Crítica escrita por Ernesto Loaiza para a cobertura do 26º Festival do Rio.
Sinopse: Na pequena cidade de Abalurdes, Edgar Wilson trabalha como recolhedor de animais mortos nas estradas para mantê-las funcionando. Junto dele estão o colega de profissão Tomás, um ex-padre excomungado que distribui a extrema-unção aos seres moribundos que cruzam seu caminho, e sua chefe Nete — com quem Edgar tem um relacionamento incipiente e o desejo de fugir dali. Ao redor deles, o mundo parece dar sinais de que o arrebatamento final se aproxima.
Tentei escrever esta crítica algumas vezes, com dificuldade em decidir se escrevia uma crítica sem ou com spoiler. Quando resguardava os segredos, não conseguia me aprofundar em muitas temáticas que o filme vai elaborando ao longo de sua duração; quando revelava desdobramentos da trama, senti que tiraria a surpresa do leitor em assistir esse filme imprevisível e caótico.
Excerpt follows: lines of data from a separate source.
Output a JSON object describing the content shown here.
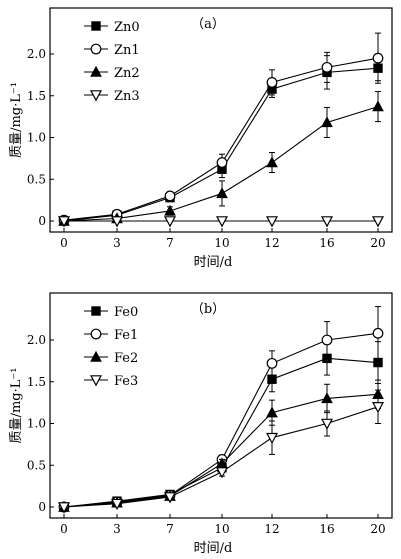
{
  "chart_data": [
    {
      "type": "line",
      "panel_label": "（a）",
      "xlabel": "时间/d",
      "ylabel": "质量/mg·L⁻¹",
      "x": [
        0,
        3,
        7,
        10,
        12,
        16,
        20
      ],
      "xticks": [
        "0",
        "3",
        "7",
        "10",
        "12",
        "16",
        "20"
      ],
      "yticks": [
        "0",
        "0.5",
        "1.0",
        "1.5",
        "2.0"
      ],
      "ylim": [
        0,
        2.45
      ],
      "legend_position": "top-left",
      "series": [
        {
          "name": "Zn0",
          "marker": "filled-square",
          "values": [
            0,
            0.07,
            0.28,
            0.62,
            1.58,
            1.78,
            1.83
          ],
          "errors": [
            0,
            0.02,
            0.05,
            0.1,
            0.1,
            0.2,
            0.15
          ]
        },
        {
          "name": "Zn1",
          "marker": "open-circle",
          "values": [
            0.01,
            0.08,
            0.3,
            0.7,
            1.66,
            1.84,
            1.95
          ],
          "errors": [
            0,
            0.02,
            0.05,
            0.1,
            0.15,
            0.18,
            0.3
          ]
        },
        {
          "name": "Zn2",
          "marker": "filled-triangle-up",
          "values": [
            0,
            0.03,
            0.12,
            0.33,
            0.7,
            1.18,
            1.37
          ],
          "errors": [
            0,
            0.02,
            0.05,
            0.15,
            0.12,
            0.18,
            0.18
          ]
        },
        {
          "name": "Zn3",
          "marker": "open-triangle-down",
          "values": [
            0,
            0,
            0,
            0,
            0,
            0,
            0
          ],
          "errors": [
            0,
            0,
            0,
            0,
            0,
            0,
            0
          ]
        }
      ]
    },
    {
      "type": "line",
      "panel_label": "（b）",
      "xlabel": "时间/d",
      "ylabel": "质量/mg·L⁻¹",
      "x": [
        0,
        3,
        7,
        10,
        12,
        16,
        20
      ],
      "xticks": [
        "0",
        "3",
        "7",
        "10",
        "12",
        "16",
        "20"
      ],
      "yticks": [
        "0",
        "0.5",
        "1.0",
        "1.5",
        "2.0"
      ],
      "ylim": [
        0,
        2.45
      ],
      "legend_position": "top-left",
      "series": [
        {
          "name": "Fe0",
          "marker": "filled-square",
          "values": [
            0,
            0.07,
            0.15,
            0.47,
            1.53,
            1.78,
            1.73
          ],
          "errors": [
            0,
            0.03,
            0.03,
            0.05,
            0.15,
            0.2,
            0.25
          ]
        },
        {
          "name": "Fe1",
          "marker": "open-circle",
          "values": [
            0,
            0.06,
            0.14,
            0.57,
            1.72,
            2.0,
            2.08
          ],
          "errors": [
            0,
            0.02,
            0.03,
            0.05,
            0.15,
            0.22,
            0.32
          ]
        },
        {
          "name": "Fe2",
          "marker": "filled-triangle-up",
          "values": [
            0,
            0.05,
            0.13,
            0.52,
            1.13,
            1.3,
            1.35
          ],
          "errors": [
            0,
            0.02,
            0.03,
            0.05,
            0.15,
            0.17,
            0.17
          ]
        },
        {
          "name": "Fe3",
          "marker": "open-triangle-down",
          "values": [
            0,
            0.04,
            0.12,
            0.42,
            0.83,
            1.0,
            1.2
          ],
          "errors": [
            0,
            0.02,
            0.03,
            0.05,
            0.2,
            0.15,
            0.2
          ]
        }
      ]
    }
  ]
}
Por isso, vou me ater à cena inicial do filme, que sintetiza muitas das questões temáticas colocadas ao mesmo tempo que desenha seu estilo formal, frio, sarcástico e, pode-se dizer, experimental. Enterre Seus Mortos (2024) é um daqueles filmes estranhos, dispares até de seus gêneros, que mais arremessam símbolos do que os explicam, e esse não é o propósito, pois a aptidão de Marco Dutra em proporcionar uma experiência cinematográfica rica traz brilho o filme e me fez querer ir atrás do livro homônimo no qual o filme é baseado, escrito por Ana Paula Maia. Em suma, para ilustrar, é um filme sobre pensamentos sinistros ambientado no interior do país, um midnight movie que mescla o popular com o intelectual, o escrachado com o filosófico, o mundano e o sobrenatural.
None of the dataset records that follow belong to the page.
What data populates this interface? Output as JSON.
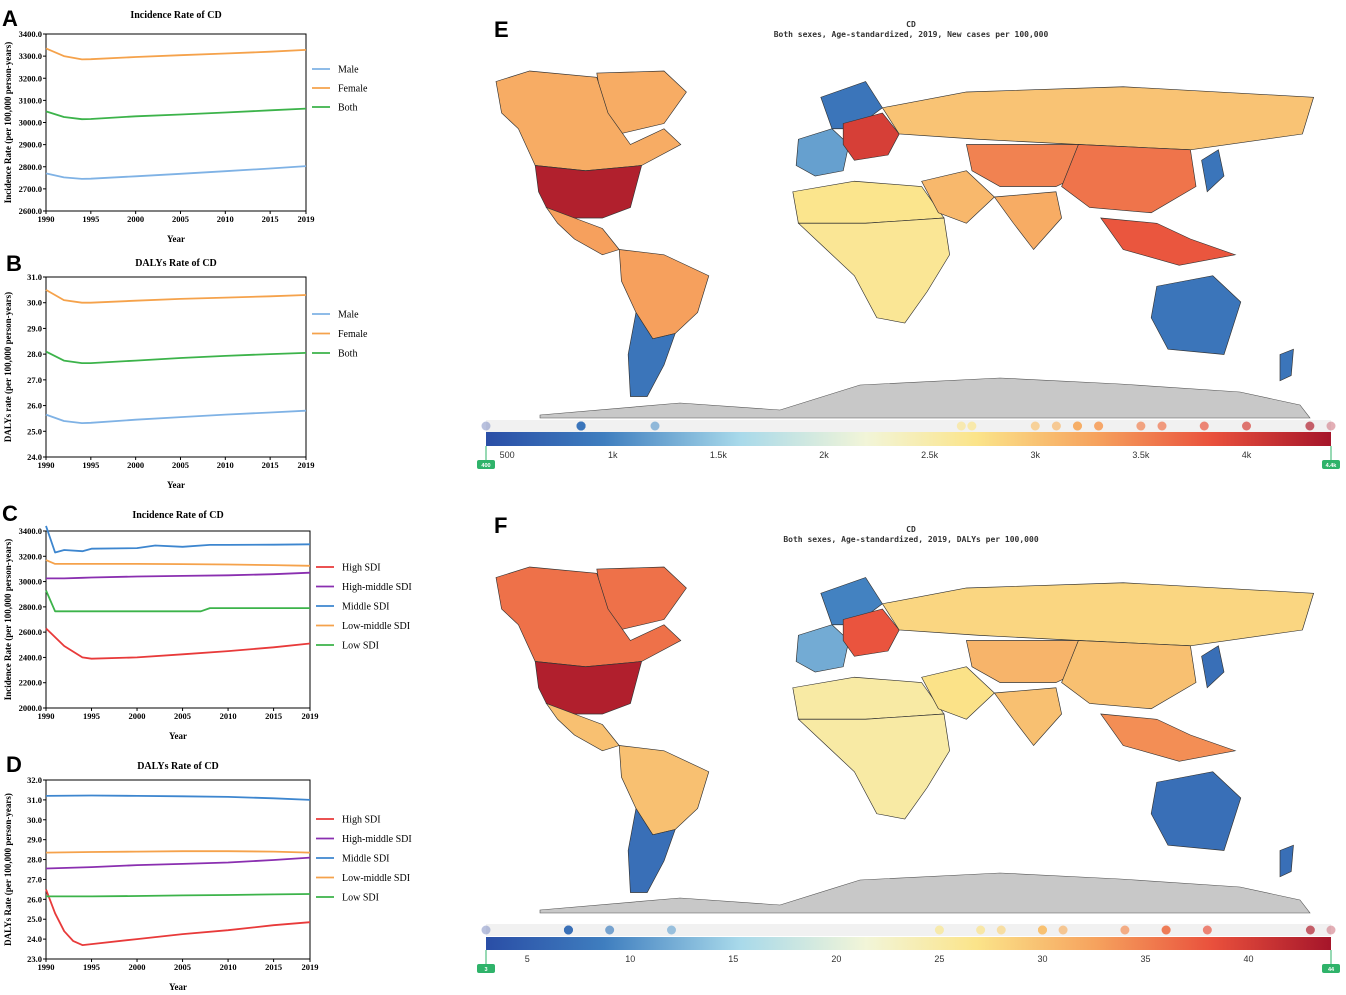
{
  "panels": {
    "A": "A",
    "B": "B",
    "C": "C",
    "D": "D",
    "E": "E",
    "F": "F"
  },
  "chart_data": [
    {
      "id": "A",
      "type": "line",
      "title": "Incidence Rate of CD",
      "xlabel": "Year",
      "ylabel": "Incidence Rate (per 100,000 person-years)",
      "xlim": [
        1990,
        2019
      ],
      "ylim": [
        2600,
        3400
      ],
      "xticks": [
        "1990",
        "1995",
        "2000",
        "2005",
        "2010",
        "2015",
        "2019"
      ],
      "yticks": [
        "2600.0",
        "2700.0",
        "2800.0",
        "2900.0",
        "3000.0",
        "3100.0",
        "3200.0",
        "3300.0",
        "3400.0"
      ],
      "series": [
        {
          "name": "Male",
          "color": "#7fb2e5",
          "x": [
            1990,
            1992,
            1994,
            1995,
            2000,
            2005,
            2010,
            2015,
            2019
          ],
          "values": [
            2770,
            2752,
            2745,
            2746,
            2757,
            2768,
            2780,
            2792,
            2803
          ]
        },
        {
          "name": "Female",
          "color": "#f5a24b",
          "x": [
            1990,
            1992,
            1994,
            1995,
            2000,
            2005,
            2010,
            2015,
            2019
          ],
          "values": [
            3335,
            3300,
            3285,
            3286,
            3296,
            3304,
            3312,
            3320,
            3328
          ]
        },
        {
          "name": "Both",
          "color": "#3cb34a",
          "x": [
            1990,
            1992,
            1994,
            1995,
            2000,
            2005,
            2010,
            2015,
            2019
          ],
          "values": [
            3050,
            3025,
            3015,
            3016,
            3028,
            3036,
            3045,
            3055,
            3063
          ]
        }
      ]
    },
    {
      "id": "B",
      "type": "line",
      "title": "DALYs Rate of CD",
      "xlabel": "Year",
      "ylabel": "DALYs rate (per 100,000 person-years)",
      "xlim": [
        1990,
        2019
      ],
      "ylim": [
        24.0,
        31.0
      ],
      "xticks": [
        "1990",
        "1995",
        "2000",
        "2005",
        "2010",
        "2015",
        "2019"
      ],
      "yticks": [
        "24.0",
        "25.0",
        "26.0",
        "27.0",
        "28.0",
        "29.0",
        "30.0",
        "31.0"
      ],
      "series": [
        {
          "name": "Male",
          "color": "#7fb2e5",
          "x": [
            1990,
            1992,
            1994,
            1995,
            2000,
            2005,
            2010,
            2015,
            2019
          ],
          "values": [
            25.65,
            25.4,
            25.32,
            25.33,
            25.45,
            25.55,
            25.65,
            25.73,
            25.8
          ]
        },
        {
          "name": "Female",
          "color": "#f5a24b",
          "x": [
            1990,
            1992,
            1994,
            1995,
            2000,
            2005,
            2010,
            2015,
            2019
          ],
          "values": [
            30.5,
            30.1,
            30.0,
            30.0,
            30.08,
            30.15,
            30.2,
            30.25,
            30.3
          ]
        },
        {
          "name": "Both",
          "color": "#3cb34a",
          "x": [
            1990,
            1992,
            1994,
            1995,
            2000,
            2005,
            2010,
            2015,
            2019
          ],
          "values": [
            28.1,
            27.75,
            27.65,
            27.65,
            27.75,
            27.85,
            27.93,
            28.0,
            28.05
          ]
        }
      ]
    },
    {
      "id": "C",
      "type": "line",
      "title": "Incidence Rate of CD",
      "xlabel": "Year",
      "ylabel": "Incidence Rate (per 100,000 person-years)",
      "xlim": [
        1990,
        2019
      ],
      "ylim": [
        2000,
        3400
      ],
      "xticks": [
        "1990",
        "1995",
        "2000",
        "2005",
        "2010",
        "2015",
        "2019"
      ],
      "yticks": [
        "2000.0",
        "2200.0",
        "2400.0",
        "2600.0",
        "2800.0",
        "3000.0",
        "3200.0",
        "3400.0"
      ],
      "series": [
        {
          "name": "High SDI",
          "color": "#e83a3a",
          "x": [
            1990,
            1992,
            1994,
            1995,
            2000,
            2005,
            2010,
            2015,
            2019
          ],
          "values": [
            2630,
            2490,
            2400,
            2390,
            2400,
            2425,
            2450,
            2480,
            2510
          ]
        },
        {
          "name": "High-middle SDI",
          "color": "#8a2fb0",
          "x": [
            1990,
            1992,
            1994,
            1995,
            2000,
            2005,
            2010,
            2015,
            2019
          ],
          "values": [
            3025,
            3025,
            3030,
            3032,
            3040,
            3045,
            3050,
            3058,
            3070
          ]
        },
        {
          "name": "Middle SDI",
          "color": "#3d86cf",
          "x": [
            1990,
            1991,
            1992,
            1994,
            1995,
            2000,
            2002,
            2005,
            2008,
            2010,
            2015,
            2019
          ],
          "values": [
            3440,
            3230,
            3250,
            3240,
            3260,
            3265,
            3285,
            3275,
            3290,
            3290,
            3292,
            3295
          ]
        },
        {
          "name": "Low-middle SDI",
          "color": "#f5a24b",
          "x": [
            1990,
            1991,
            1995,
            2000,
            2005,
            2010,
            2015,
            2019
          ],
          "values": [
            3170,
            3140,
            3140,
            3140,
            3138,
            3135,
            3130,
            3125
          ]
        },
        {
          "name": "Low SDI",
          "color": "#3cb34a",
          "x": [
            1990,
            1991,
            1995,
            2000,
            2005,
            2007,
            2008,
            2010,
            2015,
            2019
          ],
          "values": [
            2930,
            2765,
            2765,
            2765,
            2765,
            2765,
            2790,
            2790,
            2790,
            2790
          ]
        }
      ]
    },
    {
      "id": "D",
      "type": "line",
      "title": "DALYs Rate of CD",
      "xlabel": "Year",
      "ylabel": "DALYs Rate (per 100,000 person-years)",
      "xlim": [
        1990,
        2019
      ],
      "ylim": [
        23.0,
        32.0
      ],
      "xticks": [
        "1990",
        "1995",
        "2000",
        "2005",
        "2010",
        "2015",
        "2019"
      ],
      "yticks": [
        "23.0",
        "24.0",
        "25.0",
        "26.0",
        "27.0",
        "28.0",
        "29.0",
        "30.0",
        "31.0",
        "32.0"
      ],
      "series": [
        {
          "name": "High SDI",
          "color": "#e83a3a",
          "x": [
            1990,
            1991,
            1992,
            1993,
            1994,
            1995,
            2000,
            2005,
            2010,
            2015,
            2019
          ],
          "values": [
            26.5,
            25.3,
            24.4,
            23.9,
            23.7,
            23.75,
            24.0,
            24.25,
            24.45,
            24.7,
            24.85
          ]
        },
        {
          "name": "High-middle SDI",
          "color": "#8a2fb0",
          "x": [
            1990,
            1995,
            2000,
            2005,
            2010,
            2015,
            2019
          ],
          "values": [
            27.55,
            27.62,
            27.72,
            27.78,
            27.85,
            27.98,
            28.1
          ]
        },
        {
          "name": "Middle SDI",
          "color": "#3d86cf",
          "x": [
            1990,
            1995,
            2000,
            2005,
            2010,
            2015,
            2019
          ],
          "values": [
            31.2,
            31.22,
            31.2,
            31.18,
            31.15,
            31.08,
            31.0
          ]
        },
        {
          "name": "Low-middle SDI",
          "color": "#f5a24b",
          "x": [
            1990,
            1995,
            2000,
            2005,
            2010,
            2015,
            2019
          ],
          "values": [
            28.35,
            28.38,
            28.4,
            28.42,
            28.42,
            28.4,
            28.35
          ]
        },
        {
          "name": "Low SDI",
          "color": "#3cb34a",
          "x": [
            1990,
            1995,
            2000,
            2005,
            2010,
            2015,
            2019
          ],
          "values": [
            26.15,
            26.15,
            26.17,
            26.2,
            26.22,
            26.25,
            26.27
          ]
        }
      ]
    }
  ],
  "maps": [
    {
      "id": "E",
      "title": "CD",
      "subtitle": "Both sexes, Age-standardized, 2019, New cases per 100,000",
      "scale_min": 400,
      "scale_max": 4400,
      "handle_min": "400",
      "handle_max": "4.4k",
      "tick_values": [
        500,
        1000,
        1500,
        2000,
        2500,
        3000,
        3500,
        4000
      ],
      "tick_labels": [
        "500",
        "1k",
        "1.5k",
        "2k",
        "2.5k",
        "3k",
        "3.5k",
        "4k"
      ],
      "region_values": {
        "na_us": 4300,
        "na_north": 3200,
        "greenland": 3200,
        "mexico": 3300,
        "south_america": 3300,
        "chile_arg": 850,
        "europe_west": 1200,
        "scandinavia": 850,
        "europe_east": 4000,
        "russia": 3000,
        "africa_north": 2700,
        "africa_sub": 2650,
        "middle_east": 3100,
        "asia_central": 3500,
        "india": 3200,
        "china": 3600,
        "se_asia": 3800,
        "japan": 850,
        "australia": 850,
        "nz": 850
      }
    },
    {
      "id": "F",
      "title": "CD",
      "subtitle": "Both sexes, Age-standardized, 2019, DALYs per 100,000",
      "scale_min": 3,
      "scale_max": 44,
      "handle_min": "3",
      "handle_max": "44",
      "tick_values": [
        5,
        10,
        15,
        20,
        25,
        30,
        35,
        40
      ],
      "tick_labels": [
        "5",
        "10",
        "15",
        "20",
        "25",
        "30",
        "35",
        "40"
      ],
      "region_values": {
        "na_us": 43,
        "na_north": 36,
        "greenland": 36,
        "mexico": 30,
        "south_america": 30,
        "chile_arg": 7,
        "europe_west": 12,
        "scandinavia": 9,
        "europe_east": 38,
        "russia": 28,
        "africa_north": 25,
        "africa_sub": 25,
        "middle_east": 27,
        "asia_central": 31,
        "india": 30,
        "china": 30,
        "se_asia": 34,
        "japan": 7,
        "australia": 7,
        "nz": 7
      }
    }
  ]
}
O filme começa com Edgar Wilson, homem com cicatrizes no rosto, em sua caminhonete indo recolher um cavalo acidentado na estrada. Com um travelling lateral, vê-se Edgar descer da caminhonete, caminhar da direita para a esquerda do plano. Quando se aproxima do carro acidentado, há um cavalo que atravessou a janela, e o motorista, ainda em choque, não consegue sair. Edgar Wilson se aproxima para analisar o cavalo, o motorista pede ajuda para sair, e Edgar responde “Vai ter que esperar o resgate, não é o nosso trabalho”. Esse tipo de humor ácido é presente em todo o roteiro, e causa um desconforto constante que se acumula para culminar nas cenas mais tensas ao fim do filme, e Selton Mello interpreta seu estranho personagem muito bem, indo de expressões frias, insossas, até as mais exageradas no fim do filme. Nessa mesma cena, aparece Tomás, um padre católico que, excomungado, continua distribuindo a extrema-unção. O personagem pode ser considerado um farsante, mas é possível que seja o mais genuíno entre todos, e essa questão da farsa é, também, presente no filme, seja em um mistério envolvendo Edgar Wilson, seja na evidente farsa de uma religião bizarra que surge para amparar o desespero daqueles que perderam a fé. Que importa se Tomás foi excomungado, quando ele é quem, de fato, mantém sua devoção mesmo no apocalipse do presente? Aliás, é um apocalipse literal, pois fenômenos naturais nunca vistos acontecem durante o filme, como a chuva de pedras flamejantes e a coloração vermelha escura do céu, como se banhado de sangue. Tanto é que há pessoas em foguetes querendo ir embora desse mundo, como dialoga um outro motorista que passa próximo do acidente, pessoas, é claro, com o dinheiro necessário para simplesmente escapar, deixando esse planeta arrasado para os brutos e reles trabalhadores.
Se esse parágrafo pareceu viagem demais, é porque é mesmo, e só descrevi os primeiros minutos do filme. É um verdadeiro triturador de símbolos, uma mistura agressiva de temáticas diferentes, sempre com o fio condutor de temas religiosos: morte, purgatório, fanatismo, apocalipse, procissões, sinais divinos, possessão, rituais e mais. A singularidade do filme lembra muito os filmes de Alejandro Jodorowsky, especialmente de El Topo (1970), que parte de um gênero conhecido, o western, para levantar reflexões sobre fé. De maneira similar, Marco Dutra parte do terror para arremessar essas reflexões, com a delicadeza de um cavalo que atravessa e destrói o para-brisas de um carro. Essa grosseria formal é interessantíssima, e posso não ter absorvido bem alguns trechos, de maneira individual, mas o todo não deixa de impressionar pela ousadia e originalidade. Foi o filme mais disruptivo que assisti no 26º Festival do Rio.